Rumänien:Sommer der Gewalt

Hartnäckig führt die Regierung ihren Feldzug zur Abschaffung des Rechtsstaats. Bürgerproteste lässt sie rabiat niederschlagen. Vor allem eine bestimmte Bevölkerungsgruppe will sie damit einschüchtern.

Von Florian Hassel

Der Urlaubsmonat August ist auch in Rumänien normalerweise nicht die Zeit für große politische Kämpfe. Anders war es am vergangenen Wochenende: Bis zu 200 000 Rumänen demonstrierten in Bukarest und anderen Städten gegen die Regierung und ihren andauernden Feldzug zur Beseitigung des Rechtsstaates. Dass der Massenprotest in der Hauptstadt mit Tränengas, Wasserwerfern und Schlagstöcken beendet wurde, war mit großer Wahrscheinlichkeit kein Zufall, sondern Teil eines Drehbuchs der Regierung, die von der postkommunistischen PSD und der nur auf dem Papier liberalen Alde-Partei gebildet wird.

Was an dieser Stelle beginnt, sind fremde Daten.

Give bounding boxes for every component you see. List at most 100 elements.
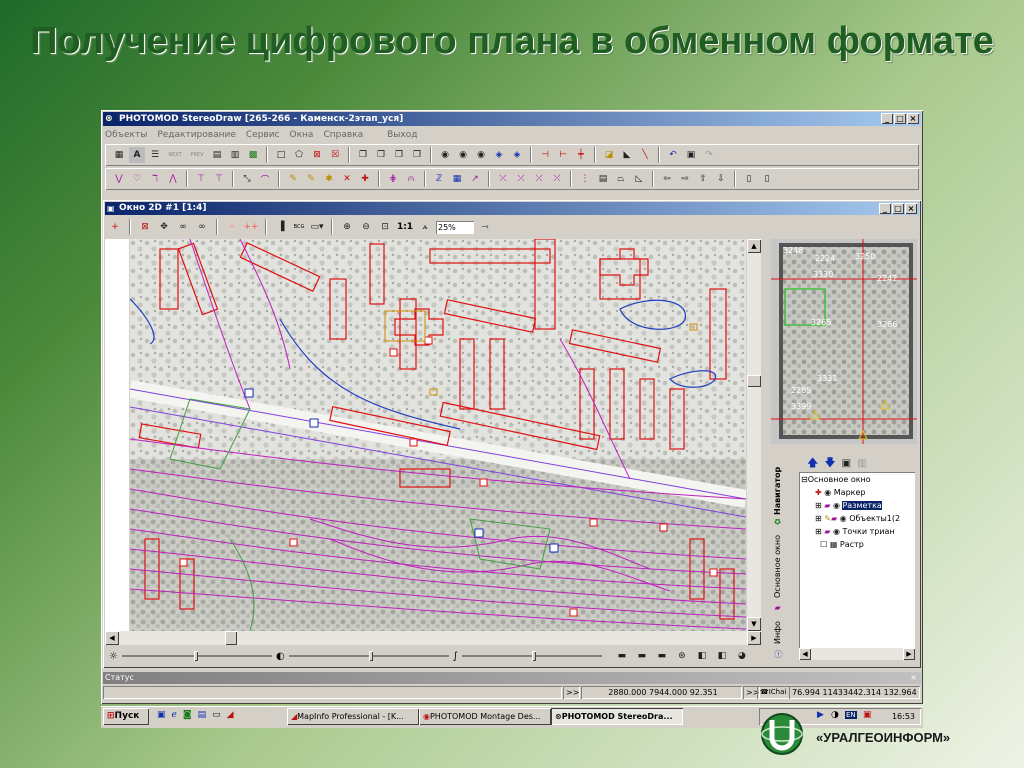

Gerade die Rumänen, die am Wochenende in ihrem Sommerurlaub demonstrierten, gehören zu der aus Regierungssicht bedrohlichsten Gruppe: mehrere Millionen Bürgerinnen und Bürger, die in Deutschland oder Frankreich, Italien oder England arbeiten und die Korruption in ihrer Heimat ablehnen. Anders als Staatsbedienstete, Rentner oder von Regierungszuwendungen profitierende Rumänen sind die Auslandsrumänen politisch und wirtschaftlich unabhängig - und unabhängig informiert. Schon Ende 2014 spielten ihre Stimmen beim Sieg von Klaus Johannis über den damaligen PSD-Vorsitzenden Ponta bei der Präsidentenwahl die entscheidende Rolle.

Sollten die Auslandsrumänen sich jetzt systematisch an der heimatlichen Politik beteiligen und versuchen, die diskreditierte Regierung aus dem Amt zu drängen, wäre dies aus Sicht ihres faktischen Chefs Liviu Dragnea brandgefährlich. Dragnea, der PSD-Vorsitzende, wurde rechtskräftig wegen Wahlbetrugs zu einer Bewährungsstrafe und im Sommer wegen Amtsmissbrauchs in erster Instanz zu dreieinhalb Jahren weiterer Haft verurteilt. Er müsste, sollte er die Macht verlieren, wohl bald hinter Gitter.

Das ist der Hintergrund für Gesetze, die Amtsmissbrauch und Korruption selbst nachträglich noch von Strafen befreien und alle Institutionen der Regierung unterstellen sollen - von der Anti-Korruptions-Behörde DNA über die Generalstaatsanwaltschaft und das Oberste Gericht bis hin zum Rechnungshof und zum Verfassungsgericht. Dragnea versucht, sich mit unverantwortlichen Rentenerhöhungen, Sonderurlauben für alle Staatsbediensteten oder kostenlosen Urlauben für Kinder, Lehrer, Rentner an der Macht zu halten - bei den Auslandsrumänen verfängt dieser Stimmenkauf nicht.

Die angeblichen Demonstranten, die mit dem Werfen von Pflastersteinen und Flaschen der Gewalt der Polizei die Bahn bereiteten, waren wie in vielen anderen Fällen zuvor wohl bezahlte Hooligans aus Bukarester Fußballvereinen oder andere Provokateure. Der unverhältnismäßige Einsatz soll den Demonstranten wohl die Lust auf weiteren Protest nehmen und soll ihnen zeigen: Die Regierung ist zu allem bereit.

Neben den Auslandsrumänen steht der Regierung auch Präsident Johannis im Weg, der rechtswidrige Gesetze nicht unterschreibt. PSD-Chef Dragnea droht ihm mit einem Verfahren wegen angeblichen Hochverrats. Sein Ziel ist es, den Präsidenten zeitweise zu suspendieren und rechtswidrige Gesetze durch den an der Regierung beteiligten Senatspräsidenten als zweiten Mann im Staate abzeichnen zu lassen. Rumänien erlebt nicht nur wie der Rest Europas einen heißen Sommer - es steht auch vor einem heißen Herbst.